Still, they have wriggled out of credits to me where they can. For example, the paperback has added a citation to Tony Stewart’s 1981 book Cool Cats as a way of avoiding my claim that The Look was the primary source of the Ian Dury quote on page 84 (since I had originally cited it in the context of Teddy Boy style). And curiously, Cool Cats has now been added to the bibliography. One irony is that my letter of claim pointed out to their lawyers that the quote in fact came originally from Stewart’s book. You can bet your bottom dollar that neither Westwood nor Kelly had even heard of the book before I mentioned it but hey presto! Here it is in the new bibliography.
Amusingly, there is much tortuous phrasing and retrospective justification in the paperback, not least in regard to the paragraphs in the hardback which were attributed to Westwood in interviews with Kelly but were in fact word-for-word renditions of text written by Malcolm McLaren for his introduction to The Look or spoken to me in recorded exchanges as far back as 1999.

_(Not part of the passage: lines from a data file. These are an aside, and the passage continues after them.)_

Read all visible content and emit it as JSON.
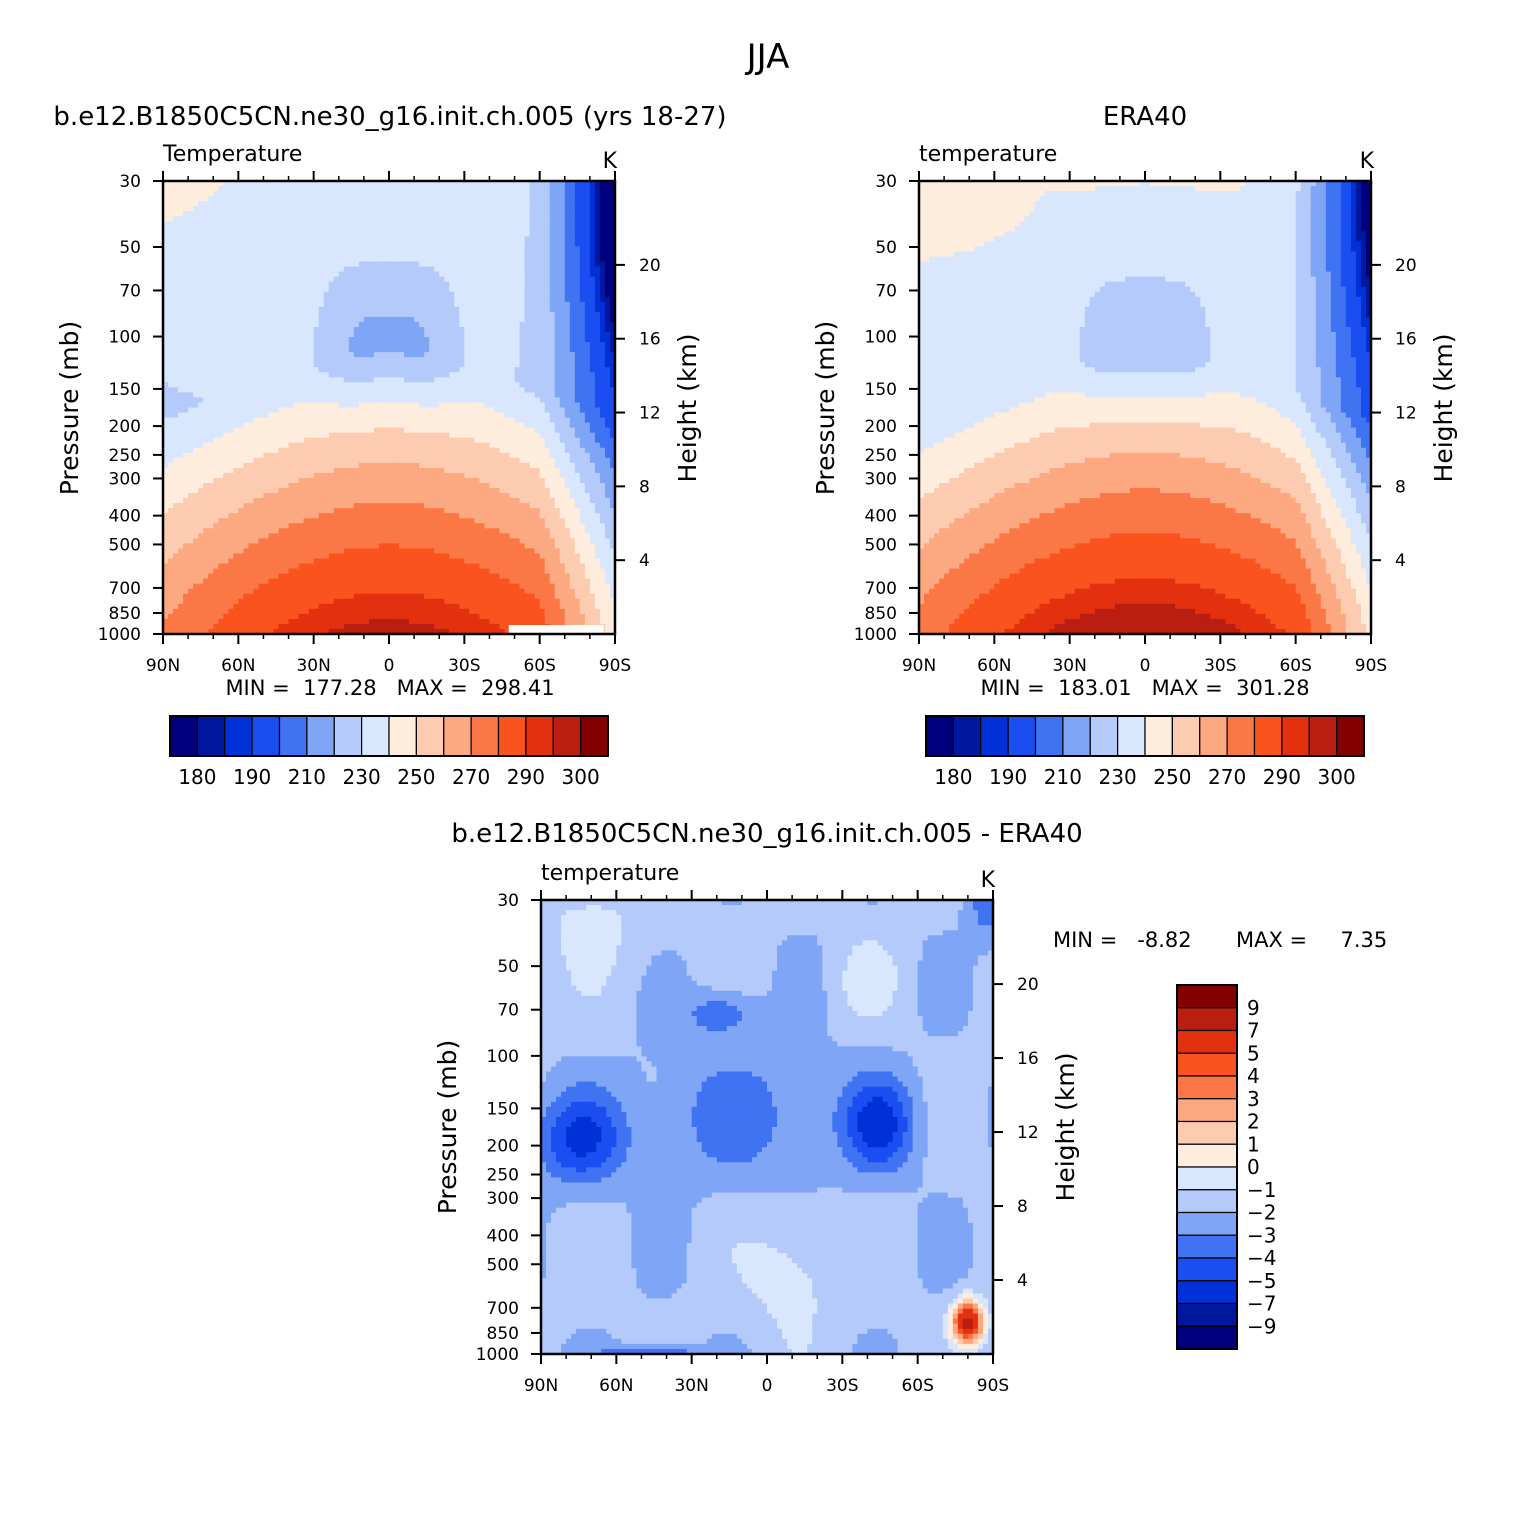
{
  "figure": {
    "title": "JJA"
  },
  "colors": {
    "temp": [
      "#00007f",
      "#0018a0",
      "#0030d8",
      "#1a4ef0",
      "#3f73f2",
      "#7fa5f6",
      "#b3cafb",
      "#d8e7fd",
      "#feecdc",
      "#fdcbb0",
      "#fca880",
      "#fb7846",
      "#fa531e",
      "#e33110",
      "#b91e10",
      "#820000"
    ],
    "diff": [
      "#00007f",
      "#0018a0",
      "#0030d8",
      "#1a4ef0",
      "#3f73f2",
      "#7fa5f6",
      "#b3cafb",
      "#d8e7fd",
      "#feecdc",
      "#fdcbb0",
      "#fca880",
      "#fb7846",
      "#fa531e",
      "#e33110",
      "#b91e10",
      "#820000"
    ]
  },
  "chart_data": [
    {
      "type": "contour",
      "heading": "b.e12.B1850C5CN.ne30_g16.init.ch.005 (yrs 18-27)",
      "left_label": "Temperature",
      "units": "K",
      "ylabel": "Pressure (mb)",
      "ylabel2": "Height (km)",
      "x_ticks": [
        "90N",
        "60N",
        "30N",
        "0",
        "30S",
        "60S",
        "90S"
      ],
      "p_ticks": [
        "30",
        "50",
        "70",
        "100",
        "150",
        "200",
        "250",
        "300",
        "400",
        "500",
        "700",
        "850",
        "1000"
      ],
      "h_ticks": [
        "20",
        "16",
        "12",
        "8",
        "4"
      ],
      "stats": "MIN =  177.28   MAX =  298.41",
      "min": 177.28,
      "max": 298.41,
      "levels": [
        180,
        185,
        190,
        200,
        210,
        220,
        230,
        240,
        250,
        260,
        270,
        280,
        290,
        295,
        300
      ],
      "colorbar_labels": [
        "180",
        "190",
        "210",
        "230",
        "250",
        "270",
        "290",
        "300"
      ]
    },
    {
      "type": "contour",
      "heading": "ERA40",
      "left_label": "temperature",
      "units": "K",
      "ylabel": "Pressure (mb)",
      "ylabel2": "Height (km)",
      "x_ticks": [
        "90N",
        "60N",
        "30N",
        "0",
        "30S",
        "60S",
        "90S"
      ],
      "p_ticks": [
        "30",
        "50",
        "70",
        "100",
        "150",
        "200",
        "250",
        "300",
        "400",
        "500",
        "700",
        "850",
        "1000"
      ],
      "h_ticks": [
        "20",
        "16",
        "12",
        "8",
        "4"
      ],
      "stats": "MIN =  183.01   MAX =  301.28",
      "min": 183.01,
      "max": 301.28,
      "levels": [
        180,
        185,
        190,
        200,
        210,
        220,
        230,
        240,
        250,
        260,
        270,
        280,
        290,
        295,
        300
      ],
      "colorbar_labels": [
        "180",
        "190",
        "210",
        "230",
        "250",
        "270",
        "290",
        "300"
      ]
    },
    {
      "type": "contour",
      "heading": "b.e12.B1850C5CN.ne30_g16.init.ch.005 - ERA40",
      "left_label": "temperature",
      "units": "K",
      "ylabel": "Pressure (mb)",
      "ylabel2": "Height (km)",
      "x_ticks": [
        "90N",
        "60N",
        "30N",
        "0",
        "30S",
        "60S",
        "90S"
      ],
      "p_ticks": [
        "30",
        "50",
        "70",
        "100",
        "150",
        "200",
        "250",
        "300",
        "400",
        "500",
        "700",
        "850",
        "1000"
      ],
      "h_ticks": [
        "20",
        "16",
        "12",
        "8",
        "4"
      ],
      "stats_min": "MIN =   -8.82",
      "stats_max": "MAX =     7.35",
      "min": -8.82,
      "max": 7.35,
      "levels": [
        -9,
        -7,
        -5,
        -4,
        -3,
        -2,
        -1,
        0,
        1,
        2,
        3,
        4,
        5,
        7,
        9
      ],
      "colorbar_labels": [
        "9",
        "7",
        "5",
        "4",
        "3",
        "2",
        "1",
        "0",
        "−1",
        "−2",
        "−3",
        "−4",
        "−5",
        "−7",
        "−9"
      ]
    }
  ]
}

In fact, the book emerges in paperback as a prime example of the publishing maxim that you can’t polish a turd.
The multiple obfuscations and inaccuracies continue in the paperback edition, which also contains passages where attempts to correct wrong information have resulted in compounding of the original errors.
As to the impact of the book’s editorial sloppiness on others, it should be noted that one of the serious libels contained in the hardback has been removed in the paperback. Picador – and in particular publisher Paul Baggaley and editor Kris Doyle – can count themselves lucky that the victim chose not to take them to the cleaners.
It is heartening to note that there is redress for some of the others whose copyrights were also filched in the hardback; these are the photographers whose work was wrongfully claimed as belonging to Westwood’s archives.
So the paperback now credits David Parkinson, Barry Plummer, David Dagley and Alain Dister (whose portrait of McLaren and Westwood from 1973 remains cropped to exclude the designer’s late partner). Parties acting for all of these made representations to Picador.
But there are several more images belonging to others who didn’t, and their ownership is still claimed by Westwood, including an exterior of Sex at 430 King’s Road taken by Bob Gruen in 1976 (wrongly dated to 1974 on p137), Westwood and others outside Let It Rock taken by Masayoshi Sukita in 1972 (also wrongly dated – to 1971 – on p122) and Norma Moriceau’s 1977 portrait of Westwood (p182).
And then there are the photographs taken by Robyn Beeche at the early 80s Westwood and McLaren catwalk shows (pp37, 233) and well as their shop Nostalgia Of Mud (p254) and for the Pirate show invite (p230).
Beeche, who died just a few weeks ago on August 13, is not credited for any of them; instead they are claimed by the Vivienne Westwood Archive.
Robyn was a gentle, spiritual person who almost single-handedly documented Westwood’s rise as a fashion force in the early 80s. It seems incredible that, given this second chance in the paperback, the designer, her publisher and her co-author did not choose to recognise this fact (it was pointed out last year here).
Shame on them.
While I am pleased that acknowledgement of the usage of my work without consent, or recognition has begun, I am keeping my options open, not least since I am out of pocket to the tune of several thousands of pounds in legal costs. In fact, it seems to me that this turn of events bolsters my case.
And the fact remains that Westwood’s important contribution to visual culture has been seriously undermined by this confused and utterly unreliable bio.
One thing: the experience has guaranteed an even-handed approach to my biography of McLaren, which is out in 2017. I will not fall into the trap of partiality which evidently (and unprofessionally) engulfed Kelly and will do my utmost to ensure an accurate and balanced account of the extraordinary partnership Westwood conducted with the late cultural iconoclast.